3. Qué es la sociedad

a) Derechos y deberes mutuos entre el hombre y la Sociedad

   Pero Dios, al mismo tiempo, ha ordenado también al hombre para la sociedad civil, exigida ya por su propia naturaleza. En el plan del Creador la sociedad es un medio natural, del que el hombre puede y debe servirse para obtener su fin, por ser la sociedad humana para el hombre y no al contrario. Lo cual no hay que entenderlo en el sentido del liberalismo individualista, que subordina la sociedad al uso egoísta del individuo: sino sólo en el sentido de que, mediante la unión orgánica con la sociedad, se haga posible a todos, por la mutua colaboración, la realización de la verdadera felicidad terrena- además en el sentido de que en la sociedad hallan su desenvolvimiento todas las cualidades individuales y sociales insertas en la naturaleza humana, las cuales, superando el interés inmediato del momento, reflejan en la sociedad la perfección divina; lo cual no puede verificarse en el hombre aislado. Pero aun esta finalidad dice, en último análisis, relación al hombre: para que reconociendo éste el reflejo de la perfección divina, lo convierta en alabanza y adoración del Creador. Ninguna sociedad humana, cualquiera que sea, sino sólo el hombre, la persona humana, está dotado de razón y de voluntad moralmente libre.

   Por lo tanto, así como el hombre no puede eximirse de los deberes para con la sociedad civil, impuestos por Dios, y así como los representantes de la autoridad tienen el derecho de obligarle a su cumplimiento cuando lo rehuse ilegítimamente, así también la sociedad no puede privar al hombre de los derechos personales que le han sido concedidos por el Creador, -antes hemos aludido a los más importantes- ni hacer por principio imposible su uso. Es, pues, conforme a la razón, y ella lo quiere también así, que en último término todas las cosas de la tierra sean ordenadas a la persona humana, para que por su medio hallen el camino hacia el Creador. Y al hombre, a la persona humana, se aplica lo que el Apóstol de las Gentes escribe a los Corintios sobre el plan divino de la salvación cristiana: "Todo es vuestro, vosotros sois de Cristo, Cristo es de Dios". Mientras que el comunismo empobrece la persona humana, invirtiendo los términos de la relación del hombre y de la sociedad, la razón y la revelación la elevan a tan sublime altura!
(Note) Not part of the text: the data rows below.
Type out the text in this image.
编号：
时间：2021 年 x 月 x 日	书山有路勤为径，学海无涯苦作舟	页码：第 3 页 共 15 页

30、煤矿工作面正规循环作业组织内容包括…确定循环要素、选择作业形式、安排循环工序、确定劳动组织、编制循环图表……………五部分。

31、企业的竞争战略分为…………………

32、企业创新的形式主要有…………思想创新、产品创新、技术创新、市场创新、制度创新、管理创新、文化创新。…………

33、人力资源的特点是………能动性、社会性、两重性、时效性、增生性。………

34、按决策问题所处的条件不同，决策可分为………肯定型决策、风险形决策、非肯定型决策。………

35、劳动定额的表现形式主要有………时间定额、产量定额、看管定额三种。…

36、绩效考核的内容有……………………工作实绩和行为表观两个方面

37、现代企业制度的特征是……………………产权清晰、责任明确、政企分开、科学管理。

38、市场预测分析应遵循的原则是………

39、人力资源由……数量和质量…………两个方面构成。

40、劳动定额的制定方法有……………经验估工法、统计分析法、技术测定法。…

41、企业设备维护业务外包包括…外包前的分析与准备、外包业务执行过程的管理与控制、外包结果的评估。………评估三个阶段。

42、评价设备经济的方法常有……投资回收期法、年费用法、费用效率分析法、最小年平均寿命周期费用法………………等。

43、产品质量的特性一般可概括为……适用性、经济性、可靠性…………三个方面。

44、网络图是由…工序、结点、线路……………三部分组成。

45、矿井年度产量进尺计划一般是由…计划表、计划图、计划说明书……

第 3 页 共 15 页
b) El orden económico-social

   Por lo que hace al orden económico-social, sus principios directivos fueron expuestos en la Encíclica social de León XIII sobre la cuestión del trabajo, y adaptados a las exigencias de los tiempos presentes en Nuestra Encíclica sobre la restauración del orden social. Además, insistiendo de nuevo sobre la doctrina secular de la Iglesia acerca del carácter individual y social de la propiedad privada, hemos precisado el derecho y la dignidad del trabajo, las relaciones de apoyo mutuo y de ayuda que deben existir entre los poseedores del capital y los trabajadores, el salario debido en estricta justicia al obrero para sí y para su familia.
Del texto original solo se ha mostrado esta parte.